[Python-Dev] htmllib.HTMLescape()

Fri, 6 Oct 2000 14:39:05 +0200 (MET DST)

> The difficulty, I assume, lies in figuring out which encodings
> support what characters.

It's not that difficult to write a set of new codecs; with the module
below, I can do

>>> import xmlenc
>>> u'\u0416'.encode('latin-1-xml')
'&#x416;'
>>> unicode('X&#x245;Y','latin-1-xml')
u'X\u0245Y'

The difficulty is that the algorithm is not very efficient if there
are many unsupported characters in a string.

Regards,
Martin

# Module implementing a set of new encodings of the form <enc>-xml
# Copyright Martin v.
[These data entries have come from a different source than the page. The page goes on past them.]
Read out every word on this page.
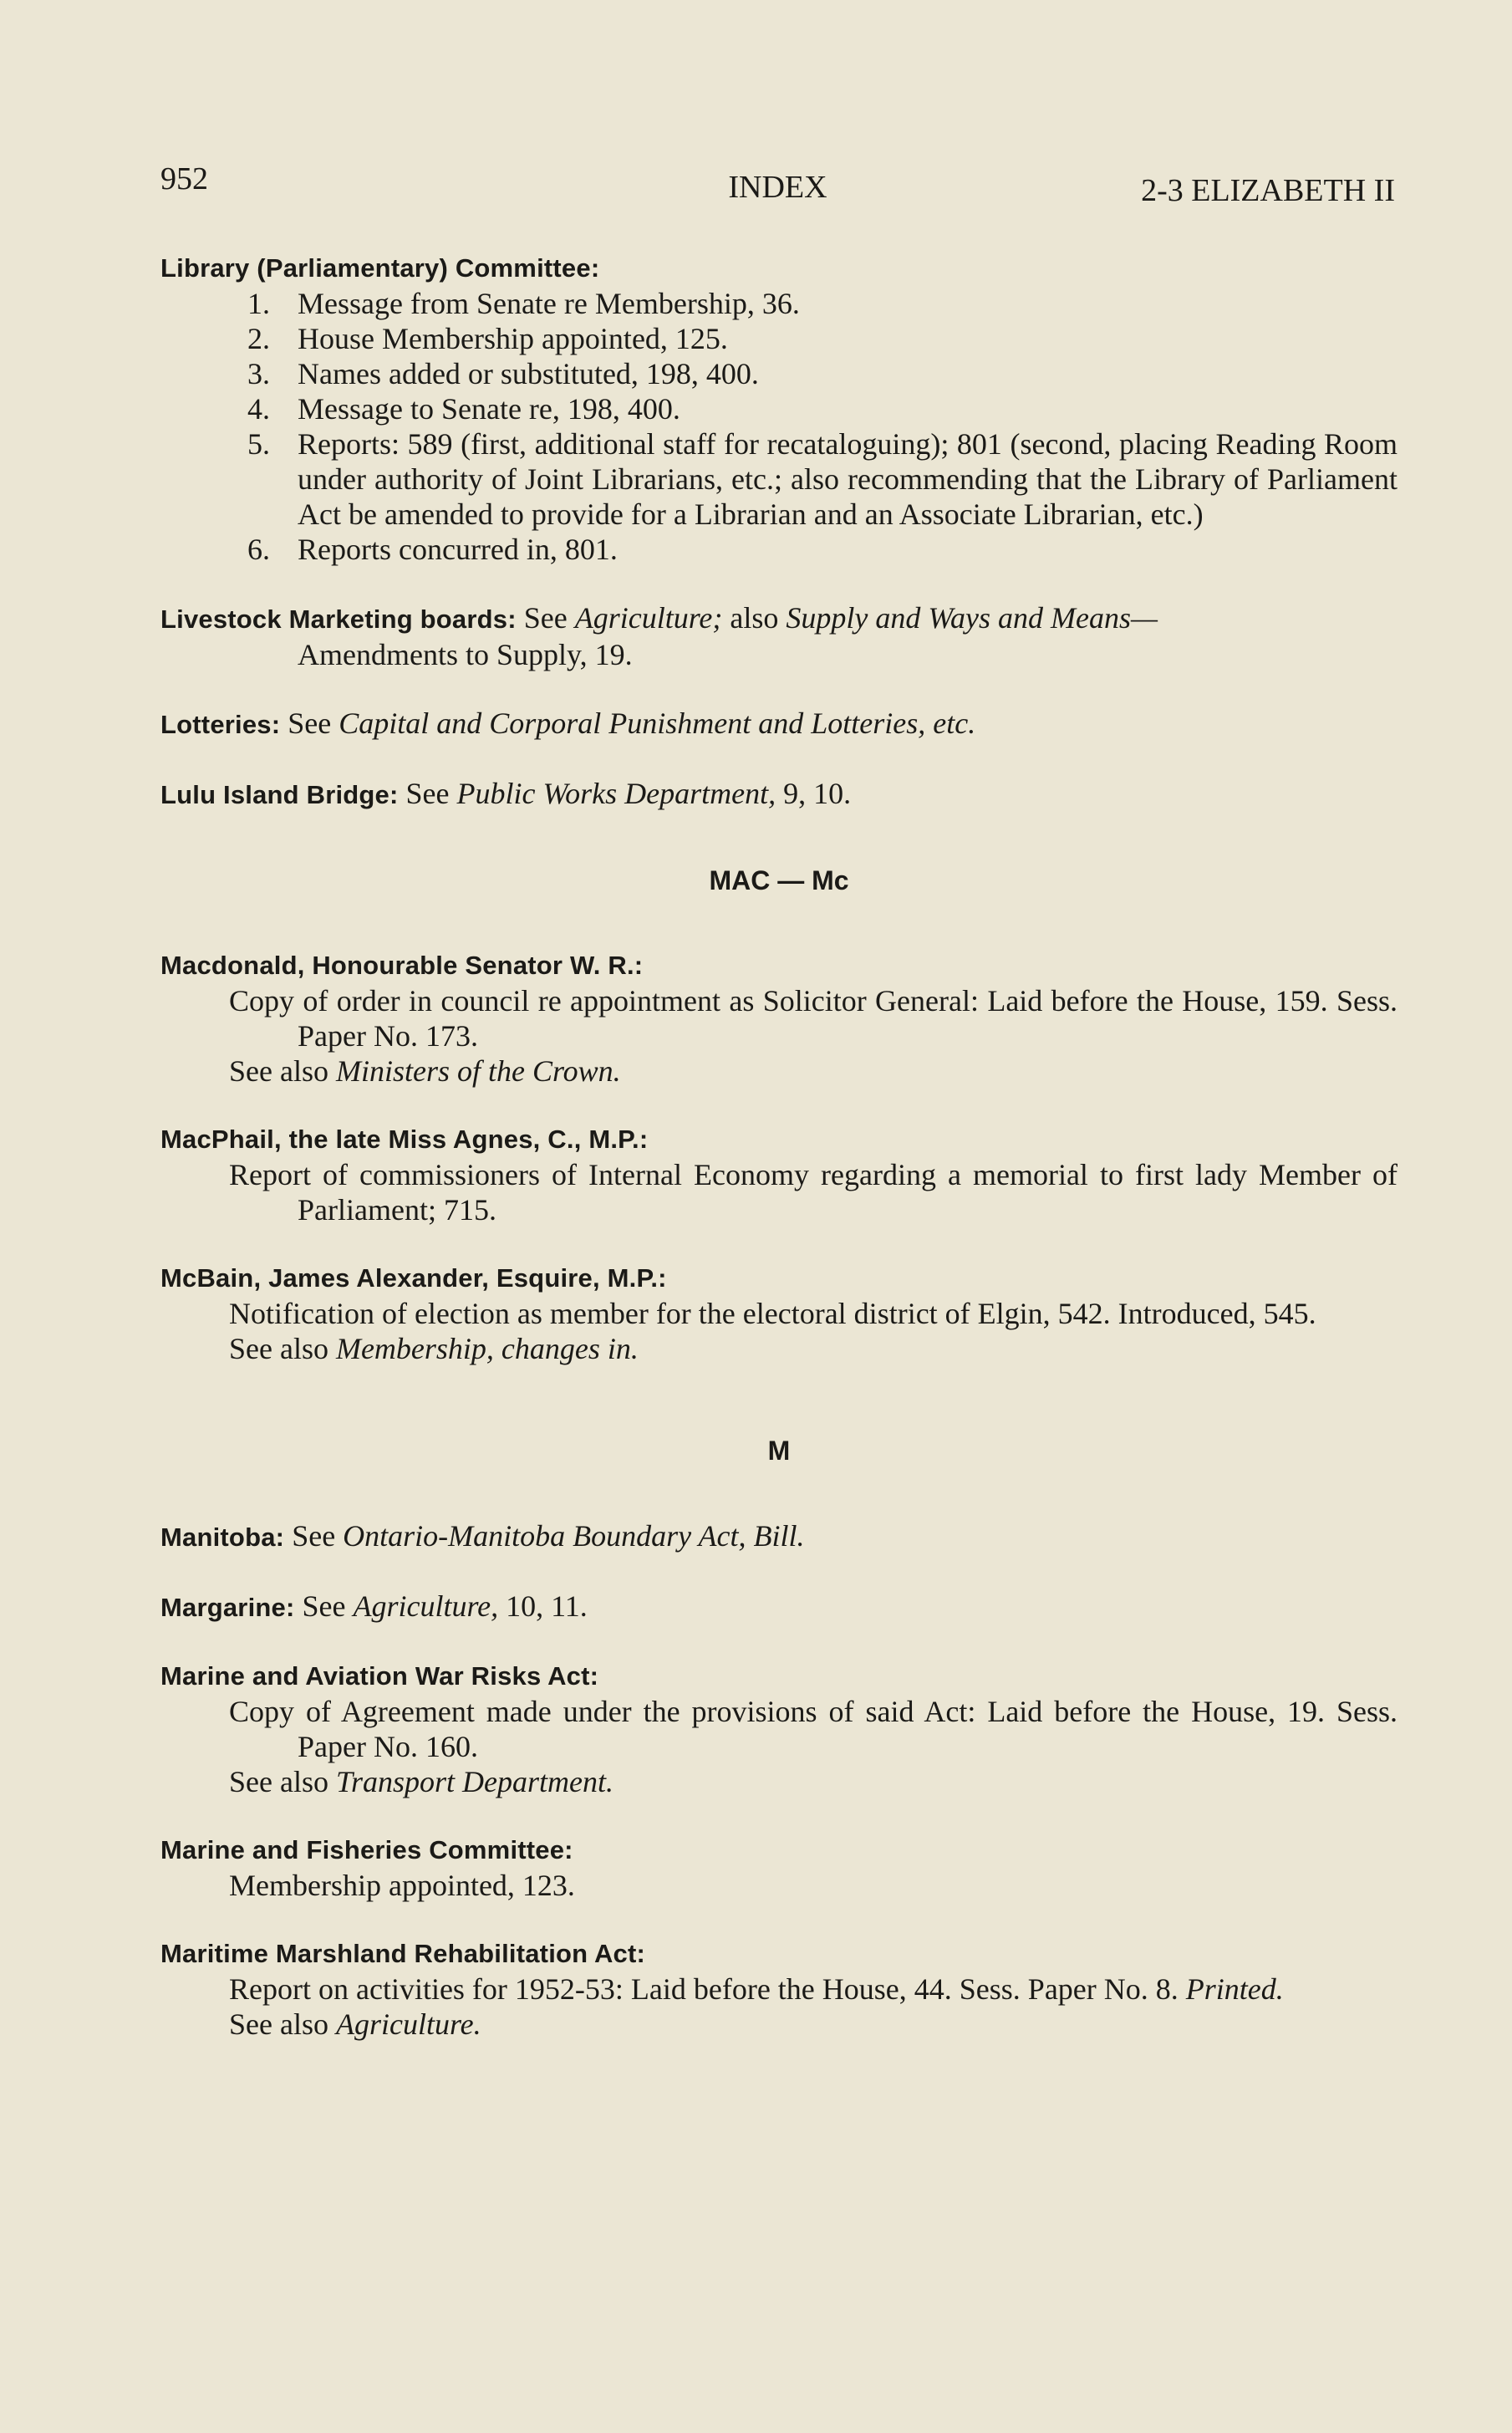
952	INDEX	2-3 ELIZABETH II
Library (Parliamentary) Committee:
1. Message from Senate re Membership, 36.
2. House Membership appointed, 125.
3. Names added or substituted, 198, 400.
4. Message to Senate re, 198, 400.
5. Reports: 589 (first, additional staff for recataloguing); 801 (second, placing Reading Room under authority of Joint Librarians, etc.; also recommending that the Library of Parliament Act be amended to provide for a Librarian and an Associate Librarian, etc.)
6. Reports concurred in, 801.
Livestock Marketing boards: See Agriculture; also Supply and Ways and Means—
Amendments to Supply, 19.
Lotteries: See Capital and Corporal Punishment and Lotteries, etc.
Lulu Island Bridge: See Public Works Department, 9, 10.
MAC — Mc
Macdonald, Honourable Senator W. R.:
Copy of order in council re appointment as Solicitor General: Laid before the House, 159. Sess. Paper No. 173.
See also Ministers of the Crown.
MacPhail, the late Miss Agnes, C., M.P.:
Report of commissioners of Internal Economy regarding a memorial to first lady Member of Parliament; 715.
McBain, James Alexander, Esquire, M.P.:
Notification of election as member for the electoral district of Elgin, 542. Introduced, 545.
See also Membership, changes in.
M
Manitoba: See Ontario-Manitoba Boundary Act, Bill.
Margarine: See Agriculture, 10, 11.
Marine and Aviation War Risks Act:
Copy of Agreement made under the provisions of said Act: Laid before the House, 19. Sess. Paper No. 160.
See also Transport Department.
Marine and Fisheries Committee:
Membership appointed, 123.
Maritime Marshland Rehabilitation Act:
Report on activities for 1952-53: Laid before the House, 44. Sess. Paper No. 8. Printed.
See also Agriculture.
L&ouml;wis
# It currently supports hex character references only

import codecs

class CodecWrapper:
    def __init__(self,encoder,decoder):
        self.encoder = encoder
        self.decoder = decoder

    def encode(self,input,errors='strict'):
        try:
            return self.encoder(input,"strict")
        except ValueError:
            l = len(input)
            if l==1:
                return "&#x%x;" % ord(input), 1
            s1,l1 = self.encode(input[:l/2])
            s2,l2 = self.encode(input[l/2:])
            return s1+s2,l1+l2

    def decode(self,input,errors='strict'):
        input = str(input) # might be buffer object
        pos = input.find("&#x")
        if pos == -1:
            return self.decoder(input,errors)
        r1,l1 = self.decode(input[:pos],errors)
        end = input.find(";",pos)
        try:
            if end==-1:
                raise ValueError # goto failure code below
            val = int(input[pos+3:end],16)
            r2,l2 = self.decode(input[end+1:],errors)
            return r1+unichr(val)+r2,l1+end-pos+l2
        except ValueError:
            # how to deal with errors in decode?
            r2,l2 = self.decode(input[pos+2:],errors)
            return r1+"&#x"+r2,l1+3+l2

    def mkreader(self):
        r = codecs.StreamReader()
        r.decode = self.decode
        r.encode = self.encode
        return r

    def mkwriter(self):
        r = codecs.StreamWriter()
        r.decode = self.decode
        r.encode = self.encode
        return r

def search_function(encoding):
    if not encoding.endswith("-xml"):
        return None
    enc,dec,reader,writer = codecs.lookup(encoding[:-4])
    c = CodecWrapper(enc,dec)
    return c.encode,c.decode,c.mkreader,c.mkwriter

codecs.register(search_function)